Esta sopa es un estudio de contrastes. El toque cítrico y refrescante de la acedera contrasta con la profundidad del caldo de pollo, mientras que el jengibre fresco aporta un calor sutil y reconfortante que perdura en el paladar. El resultado es un plato ligero pero reconfortante, a la vez refrescante y revitalizante.
El secreto para las verduras
La característica distintiva de esta sopa es el vibrante color verde y la refrescante acidez de la acedera. Para lograrlo, las hojas nunca se hierven. Al añadirlas a la olla e inmediatamente retirarla del fuego, se aprovecha la temperatura residual del caldo para ablandarlas.
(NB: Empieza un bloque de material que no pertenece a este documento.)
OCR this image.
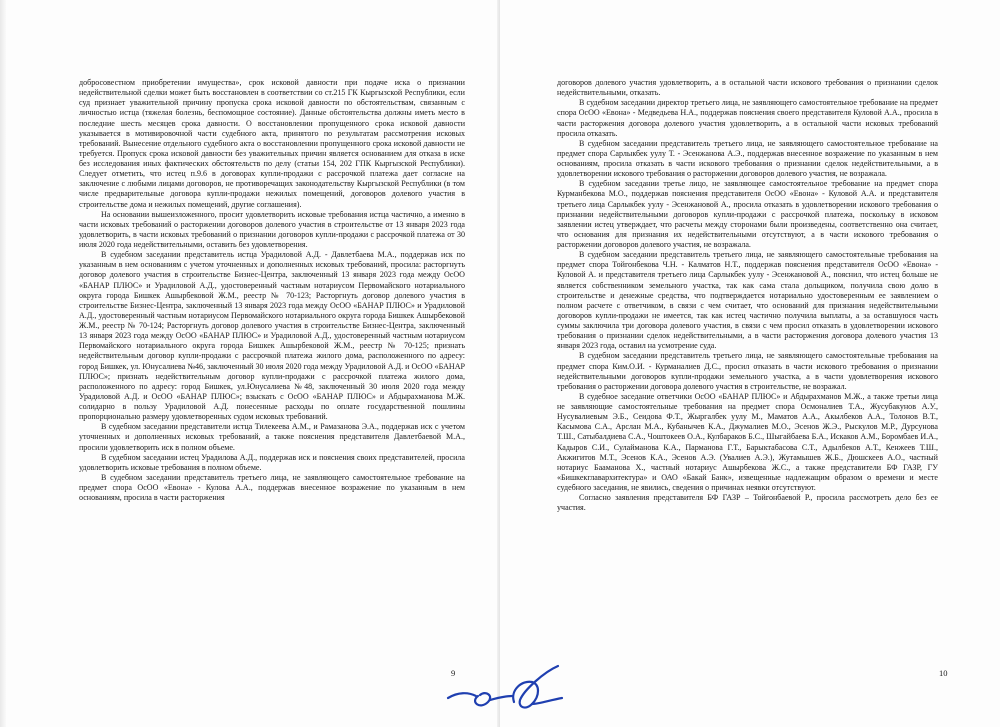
добросовестном приобретении имущества», срок исковой давности при подаче иска о признании недействительной сделки может быть восстановлен в соответствии со ст.215 ГК Кыргызской Республики, если суд признает уважительной причину пропуска срока исковой давности по обстоятельствам, связанным с личностью истца (тяжелая болезнь, беспомощное состояние). Данные обстоятельства должны иметь место в последние шесть месяцев срока давности. О восстановлении пропущенного срока исковой давности указывается в мотивировочной части судебного акта, принятого по результатам рассмотрения исковых требований. Вынесение отдельного судебного акта о восстановлении пропущенного срока исковой давности не требуется. Пропуск срока исковой давности без уважительных причин является основанием для отказа в иске без исследования иных фактических обстоятельств по делу (статьи 154, 202 ГПК Кыргызской Республики). Следует отметить, что истец п.9.6 в договорах купли-продажи с рассрочкой платежа дает согласие на заключение с любыми лицами договоров, не противоречащих законодательству Кыргызской Республики (в том числе предварительные договора купли-продажи нежилых помещений, договоров долевого участия в строительстве дома и нежилых помещений, другие соглашения).

На основании вышеизложенного, просит удовлетворить исковые требования истца частично, а именно в части исковых требований о расторжении договоров долевого участия в строительстве от 13 января 2023 года удовлетворить, в части исковых требований о признании договоров купли-продажи с рассрочкой платежа от 30 июля 2020 года недействительными, оставить без удовлетворения.

В судебном заседании представитель истца Урадиловой А.Д. - Давлетбаева М.А., поддержав иск по указанным в нем основаниям с учетом уточненных и дополненных исковых требований, просила: расторгнуть договор долевого участия в строительстве Бизнес-Центра, заключенный 13 января 2023 года между ОсОО «БАНАР ПЛЮС» и Урадиловой А.Д., удостоверенный частным нотариусом Первомайского нотариального округа города Бишкек Ашырбековой Ж.М., реестр № 70-123; Расторгнуть договор долевого участия в строительстве Бизнес-Центра, заключенный 13 января 2023 года между ОсОО «БАНАР ПЛЮС» и Урадиловой А.Д., удостоверенный частным нотариусом Первомайского нотариального округа города Бишкек Ашырбековой Ж.М., реестр № 70-124; Расторгнуть договор долевого участия в строительстве Бизнес-Центра, заключенный 13 января 2023 года между ОсОО «БАНАР ПЛЮС» и Урадиловой А.Д., удостоверенный частным нотариусом Первомайского нотариального округа города Бишкек Ашырбековой Ж.М., реестр № 70-125; признать недействительным договор купли-продажи с рассрочкой платежа жилого дома, расположенного по адресу: город Бишкек, ул. Юнусалиева №46, заключенный 30 июля 2020 года между Урадиловой А.Д. и ОсОО «БАНАР ПЛЮС»; признать недействительным договор купли-продажи с рассрочкой платежа жилого дома, расположенного по адресу: город Бишкек, ул.Юнусалиева №48, заключенный 30 июля 2020 года между Урадиловой А.Д. и ОсОО «БАНАР ПЛЮС»; взыскать с ОсОО «БАНАР ПЛЮС» и Абдырахманова М.Ж. солидарно в пользу Урадиловой А.Д. понесенные расходы по оплате государственной пошлины пропорционально размеру удовлетворенных судом исковых требований.

В судебном заседании представители истца Тилекеева А.М., и Рамазанова Э.А., поддержав иск с учетом уточненных и дополненных исковых требований, а также пояснения представителя Давлетбаевой М.А., просили удовлетворить иск в полном объеме.

В судебном заседании истец Урадилова А.Д., поддержав иск и пояснения своих представителей, просила удовлетворить исковые требования в полном объеме.

В судебном заседании представитель третьего лица, не заявляющего самостоятельное требование на предмет спора ОсОО «Евона» - Кулова А.А., поддержав внесенное возражение по указанным в нем основаниям, просила в части расторжения

9

договоров долевого участия удовлетворить, а в остальной части искового требования о признании сделок недействительными, отказать.

В судебном заседании директор третьего лица, не заявляющего самостоятельное требование на предмет спора ОсОО «Евона» - Медведьева Н.А., поддержав пояснения своего представителя Куловой А.А., просила в части расторжения договора долевого участия удовлетворить, а в остальной части исковых требований просила отказать.

В судебном заседании представитель третьего лица, не заявляющего самостоятельное требование на предмет спора Сарлыкбек уулу Т. - Эсенжанова А.Э., поддержав внесенное возражение по указанным в нем основаниям, просила отказать в части искового требования о признании сделок недействительными, а в удовлетворении искового требования о расторжении договоров долевого участия, не возражала.

В судебном заседании третье лицо, не заявляющее самостоятельное требование на предмет спора Курманбекова М.О., поддержав пояснения представителя ОсОО «Евона» - Куловой А.А. и представителя третьего лица Сарлыкбек уулу - Эсенжановой А., просила отказать в удовлетворении искового требования о признании недействительными договоров купли-продажи с рассрочкой платежа, поскольку в исковом заявлении истец утверждает, что расчеты между сторонами были произведены, соответственно она считает, что основания для признания их недействительными отсутствуют, а в части искового требования о расторжении договоров долевого участия, не возражала.

В судебном заседании представитель третьего лица, не заявляющего самостоятельные требования на предмет спора Тойгонбекова Ч.Н. - Калматов Н.Т., поддержав пояснения представителя ОсОО «Евона» - Куловой А. и представителя третьего лица Сарлыкбек уулу - Эсенжановой А., пояснил, что истец больше не является собственником земельного участка, так как сама стала дольщиком, получила свою долю в строительстве и денежные средства, что подтверждается нотариально удостоверенным ее заявлением о полном расчете с ответчиком, в связи с чем считает, что оснований для признания недействительными договоров купли-продажи не имеется, так как истец частично получила выплаты, а за оставшуюся часть суммы заключила три договора долевого участия, в связи с чем просил отказать в удовлетворении искового требования о признании сделок недействительными, а в части расторжения договора долевого участия 13 января 2023 года, оставил на усмотрение суда.

В судебном заседании представитель третьего лица, не заявляющего самостоятельные требования на предмет спора Ким.О.И. - Курманалиев Д.С., просил отказать в части искового требования о признании недействительными договоров купли-продажи земельного участка, а в части удовлетворения искового требования о расторжении договора долевого участия в строительстве, не возражал.

В судебное заседание ответчики ОсОО «БАНАР ПЛЮС» и Абдырахманов М.Ж., а также третьи лица не заявляющие самостоятельные требования на предмет спора Осмоналиев Т.А., Жусубакунов А.У., Нусувалиевым Э.Б., Сеидова Ф.Т., Жыргалбек уулу М., Маматов А.А., Акылбеков А.А., Толонов В.Т., Касымова С.А., Арслан М.А., Кубанычев К.А., Джумалиев М.О., Эсенов Ж.Э., Рыскулов М.Р., Дурсунова Т.Ш., Сатыбалдиева С.А., Чоштокеев О.А., Кулбараков Б.С., Шыгайбаева Б.А., Искаков А.М., Боромбаев И.А., Кадыров С.И., Сулайманова К.А., Парманова Г.Т., Барыктабасова С.Т., Адылбеков А.Т., Кенжеев Т.Ш., Акжигитов М.Т., Эсенов К.А., Эсенов А.Э. (Увалиев А.Э.), Жутамышев Ж.Б., Дюшскеев А.О., частный нотариус Бааманова Х., частный нотариус Ашырбекова Ж.С., а также представители БФ ГАЗР, ГУ «Бишкекглавархитектура» и ОАО «Бакай Банк», извещенные надлежащим образом о времени и месте судебного заседания, не явились, сведения о причинах неявки отсутствуют.

Согласно заявления представителя БФ ГАЗР – Тойгонбаевой Р., просила рассмотреть дело без ее участия.

10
Esto evita que la acedera adquiera un color marrón oliva apagado y conserva sus nutrientes volátiles y los matices más intensos de su sabor.
Ingredientes
Pollo: 500 g (paquete de pechuga con hueso para sopa)
Raíz de jengibre: un trozo de aproximadamente 4x2 cm (ajustar al gusto)
Condimentos: Salsa de soja, sal, pimentón dulce, cúrcuma y pimienta negra (al gusto).
Preparación paso a paso
- 1. Preparación de la base: Coloca el pollo en agua con sal y déjalo cocer a fuego lento durante 30 minutos. Una vez listo el caldo, retira el pollo y desmenuza la carne, separándola de los huesos. Esto proporciona una base limpia y sabrosa para los sabores más intensos que vendrán después.